Aimee Bender has a knack for finding the surreal in mundane, everyday life. Following the success of The Particular Sadness of Lemon Cake, Bender continues to explore our deep, psychological attachment to the sights, smells, sounds, and treasured keepsakes of our childhoods. (Why do we continue to hang on to dried roses and beetle carcasses?) A fascinating rumination on memory, mental illness, and how we associate people and emotions with "stuff," The Butterfly Lampshade is sure to fill readers with a sweet-and-sour sense of nostalgia.
We often use the word "cancer" as a metaphor for society's greatest ills, for deep-seated perils invisible to the naked eye. But what of cancer itself? If you know where to look, so-called "cancer clusters" are as pervasive and permeative in vulnerable populations as the tumors of poverty, classism, environmental injustice, racism, corruption, etc...The evils are cumulative, just like the toxins that are silently spreading into our watersheds, ecosystems, food chains, blood streams, and bloodlines. In this long-overdue biopsy, Arsenault blends investigative journalism, personal narrative, memoir, history, scientific research, and political commentary in a haunting diagnosis of our malignant future.

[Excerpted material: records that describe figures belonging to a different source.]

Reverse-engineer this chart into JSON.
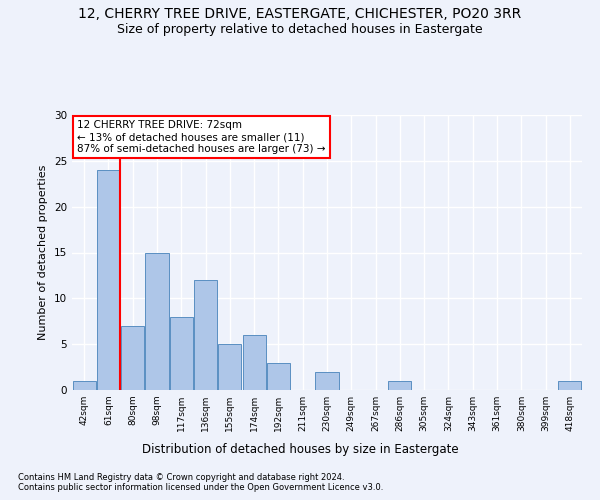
{
  "title1": "12, CHERRY TREE DRIVE, EASTERGATE, CHICHESTER, PO20 3RR",
  "title2": "Size of property relative to detached houses in Eastergate",
  "xlabel": "Distribution of detached houses by size in Eastergate",
  "ylabel": "Number of detached properties",
  "categories": [
    "42sqm",
    "61sqm",
    "80sqm",
    "98sqm",
    "117sqm",
    "136sqm",
    "155sqm",
    "174sqm",
    "192sqm",
    "211sqm",
    "230sqm",
    "249sqm",
    "267sqm",
    "286sqm",
    "305sqm",
    "324sqm",
    "343sqm",
    "361sqm",
    "380sqm",
    "399sqm",
    "418sqm"
  ],
  "values": [
    1,
    24,
    7,
    15,
    8,
    12,
    5,
    6,
    3,
    0,
    2,
    0,
    0,
    1,
    0,
    0,
    0,
    0,
    0,
    0,
    1
  ],
  "bar_color": "#aec6e8",
  "bar_edge_color": "#5a8fc2",
  "red_line_x": 1,
  "annotation_text": "12 CHERRY TREE DRIVE: 72sqm\n← 13% of detached houses are smaller (11)\n87% of semi-detached houses are larger (73) →",
  "annotation_box_color": "white",
  "annotation_box_edge": "red",
  "footer1": "Contains HM Land Registry data © Crown copyright and database right 2024.",
  "footer2": "Contains public sector information licensed under the Open Government Licence v3.0.",
  "ylim": [
    0,
    30
  ],
  "yticks": [
    0,
    5,
    10,
    15,
    20,
    25,
    30
  ],
  "background_color": "#eef2fb",
  "grid_color": "#ffffff",
  "title1_fontsize": 10,
  "title2_fontsize": 9,
  "xlabel_fontsize": 8.5,
  "ylabel_fontsize": 8,
  "footer_fontsize": 6,
  "annot_fontsize": 7.5
}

Each day is a gift composed of twenty-four hours. How many do you spend thinking about what other people think of you? What if you stopped? If your life was free from the tedium of social convention and self-judgment, could you fill it like a jewelry box? In Madeleine Ryan's debut novel, the reader enters the captivating mind of a young woman as she embarks on an epic journey--to a house party. As a woman living with autism, Ryan's narrator perceives the world with documentary clarity. She wastes nothing and savors everything (including her ritual "post-party suppers"). A tantalizing, bingeworthy read, A Room Called Earth is the literary equivalent of sitting inside of a kaleidoscope.